Recipe #4: Lemon-Butter Smoked Mackerel on Potatoes
Since we have already presented a handful of ways to go about smoking mackerel, this recipe shows one approach you can take to bring your fish to the next level of flavor.
- Mackerel, fillets, smoked, 6
- Butter, 3 tsp
- Juice, lemon, 3 tsp
- Potatoes, peeled, 3 lbs.
- Salt, kosher
- Butter, 1 stick plus 2 tbsp
- Milk, 1/2 cup
- Cream, sour, 1/2 cup
- Pepper, black, fresh ground
- Preheat your oven it to 392°F.
- Arrange the fillets over a square of aluminum foil.
- Liberally apply the lemon juice and butter to the fish.
- Fold the foil over itself, crimping along the edges in order to make a sealed vessel of fish.
- Transfer the foil-sealed fish to a baking sheet and leave it to cook in the oven for 10 minutes.
- Extract the tray from the oven.
- Transfer the properly cooked fish from the tray to a heated plate.

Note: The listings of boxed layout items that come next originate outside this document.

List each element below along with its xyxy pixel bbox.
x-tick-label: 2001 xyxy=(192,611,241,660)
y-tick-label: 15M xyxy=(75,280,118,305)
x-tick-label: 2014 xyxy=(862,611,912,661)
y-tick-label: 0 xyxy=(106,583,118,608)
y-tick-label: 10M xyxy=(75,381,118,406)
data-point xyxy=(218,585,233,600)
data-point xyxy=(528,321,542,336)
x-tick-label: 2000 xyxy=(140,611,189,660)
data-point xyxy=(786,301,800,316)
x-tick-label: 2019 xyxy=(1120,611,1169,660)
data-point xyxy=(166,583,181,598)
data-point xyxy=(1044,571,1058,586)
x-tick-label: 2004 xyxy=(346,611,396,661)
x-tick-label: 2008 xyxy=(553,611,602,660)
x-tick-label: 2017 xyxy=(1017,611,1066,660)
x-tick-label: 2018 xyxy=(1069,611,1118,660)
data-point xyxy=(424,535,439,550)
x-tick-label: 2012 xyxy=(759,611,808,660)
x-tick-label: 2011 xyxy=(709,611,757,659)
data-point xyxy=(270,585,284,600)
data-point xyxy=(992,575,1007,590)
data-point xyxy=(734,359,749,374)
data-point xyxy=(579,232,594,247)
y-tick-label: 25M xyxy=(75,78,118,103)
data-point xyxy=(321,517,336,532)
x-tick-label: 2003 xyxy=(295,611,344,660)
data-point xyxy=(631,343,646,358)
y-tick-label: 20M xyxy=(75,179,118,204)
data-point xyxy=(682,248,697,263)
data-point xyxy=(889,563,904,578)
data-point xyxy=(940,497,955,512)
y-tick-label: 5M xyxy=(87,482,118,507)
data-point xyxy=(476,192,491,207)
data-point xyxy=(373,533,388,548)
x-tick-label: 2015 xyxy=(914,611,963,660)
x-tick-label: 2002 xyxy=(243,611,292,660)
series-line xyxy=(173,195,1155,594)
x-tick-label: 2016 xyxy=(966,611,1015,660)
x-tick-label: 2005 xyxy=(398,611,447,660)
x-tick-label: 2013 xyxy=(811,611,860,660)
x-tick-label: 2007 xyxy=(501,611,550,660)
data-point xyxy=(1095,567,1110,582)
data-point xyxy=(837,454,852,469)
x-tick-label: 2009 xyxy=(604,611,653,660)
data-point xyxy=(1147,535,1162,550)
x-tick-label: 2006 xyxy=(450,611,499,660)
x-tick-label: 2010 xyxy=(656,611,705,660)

- Submerge your potatoes in water within a large pot, adding a generous amount of salt.
- Bring the pot to a boil and cook the potatoes until they completely soften, roughly 17 minutes. Drain and return the potatoes to the pot.
- Use a masher on the potatoes until they smooth out.
- Use a small saucepan to melt the stick of butter and warm the milk.
- Pour the warm dairy mix into the mash and stir until everything is evenly blended and creamy. Add sour cream until the mixture is fully integrated.
- Season with salt and pepper.
- Transfer the mash to a serving bowl, topped with the last 2 tablespoons of butter and season with black pepper.
- When serving the potatoes, place one fillet on top.
- Serve and enjoy!
While smoking mackerel, or any other fish for that matter; is not a very complicated process, it can still be done poorly. Presented above are a quartet of approaches and applications to smoking mackerel. The good news about this sort of cooking is that once you get the hang of smoking mackerel, you can easily tweak the approach when considering any other sort of fish you might want to send to the smoke box; the main thing to consider is how oily the fish happens to be and how fiddly its bones can be to manage. Give one of these recipes a go and see just how swimmingly things go.